Execution time for the 4096 FFT is disproportionately longer than the increase in FFT size would typically indicate. While the number of raw calculations increases linearly with each increase in FFT size, the move from 1024 to 4096 introduces another variable; the size of L2 cache and the impact of cache misses. Based on 4096 samples and 32 bit complex numbers, the input data table alone would fill L2 cache. While the output table is smaller, the combination exceeds L2 cache and will cause some number of cache misses. This will increase the overall execution time more so than the linear move from 1024 to 4096 would indicate.
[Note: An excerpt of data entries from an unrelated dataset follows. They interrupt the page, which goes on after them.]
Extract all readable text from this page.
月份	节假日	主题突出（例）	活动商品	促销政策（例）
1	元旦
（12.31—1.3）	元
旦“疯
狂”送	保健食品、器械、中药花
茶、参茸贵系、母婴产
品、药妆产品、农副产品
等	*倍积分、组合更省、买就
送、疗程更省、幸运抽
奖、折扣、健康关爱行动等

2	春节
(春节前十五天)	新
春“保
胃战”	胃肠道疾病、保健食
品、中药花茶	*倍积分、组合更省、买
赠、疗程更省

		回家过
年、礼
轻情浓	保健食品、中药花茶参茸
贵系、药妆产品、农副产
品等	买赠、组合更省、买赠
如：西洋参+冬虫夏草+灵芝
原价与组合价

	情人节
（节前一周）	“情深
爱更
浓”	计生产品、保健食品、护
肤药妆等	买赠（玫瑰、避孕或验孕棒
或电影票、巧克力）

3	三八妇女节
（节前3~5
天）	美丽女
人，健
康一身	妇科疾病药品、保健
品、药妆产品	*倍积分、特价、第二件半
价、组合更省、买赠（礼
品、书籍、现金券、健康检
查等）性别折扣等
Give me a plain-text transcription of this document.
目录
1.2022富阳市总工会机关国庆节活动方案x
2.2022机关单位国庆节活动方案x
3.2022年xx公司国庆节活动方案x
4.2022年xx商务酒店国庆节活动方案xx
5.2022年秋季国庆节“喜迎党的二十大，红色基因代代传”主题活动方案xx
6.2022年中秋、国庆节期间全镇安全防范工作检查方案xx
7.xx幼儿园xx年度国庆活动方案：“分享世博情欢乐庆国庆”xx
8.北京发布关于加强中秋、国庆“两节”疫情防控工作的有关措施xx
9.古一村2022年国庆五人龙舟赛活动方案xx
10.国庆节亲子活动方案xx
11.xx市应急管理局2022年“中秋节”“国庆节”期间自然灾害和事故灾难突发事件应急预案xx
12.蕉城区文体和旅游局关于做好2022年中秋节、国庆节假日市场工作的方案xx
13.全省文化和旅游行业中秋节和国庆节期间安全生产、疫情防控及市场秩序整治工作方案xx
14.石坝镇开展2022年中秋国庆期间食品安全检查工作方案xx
The ease of integration of a standard library of functions targeting the ARM processor and the SIMD engine can be seen. With multiple methods to control the ZC702, the ease of development and debug with the Xilinx SDK are demonstrated. These all contribute to faster time to system completion and time to market for complex compute intensive applications targeting the Zynbq-7000 AP SoC.

Saving the workspace


For ease of completing subsequent Tech Tips that use this completed build, it is wise to save the workspace so it can be restored later as a known starting point. Because only the /sw portion of the base TRD was modified, only that portion needs to be saved. If you choose to do this,

Select File -> Export or right click in the Project Explorer pane white space and select Export

In the Export dialogue box, expand the General line and select Archive file.

Click Next

The Export Archive dialogue will appear.

Click the Browse button and navigate to where you want to save the workspace and then create an appropriate file in which to save the workspace. In our case we are saving this as fftApp2014dt3.zip

Be sure the "Save in zip format" box is selected unless you are on a Linux system in which case you might select the tar format.

Click Select All to export all of the items in the workspace.

Then click Finish.

The workspace will be saved in the specified archive file for later use.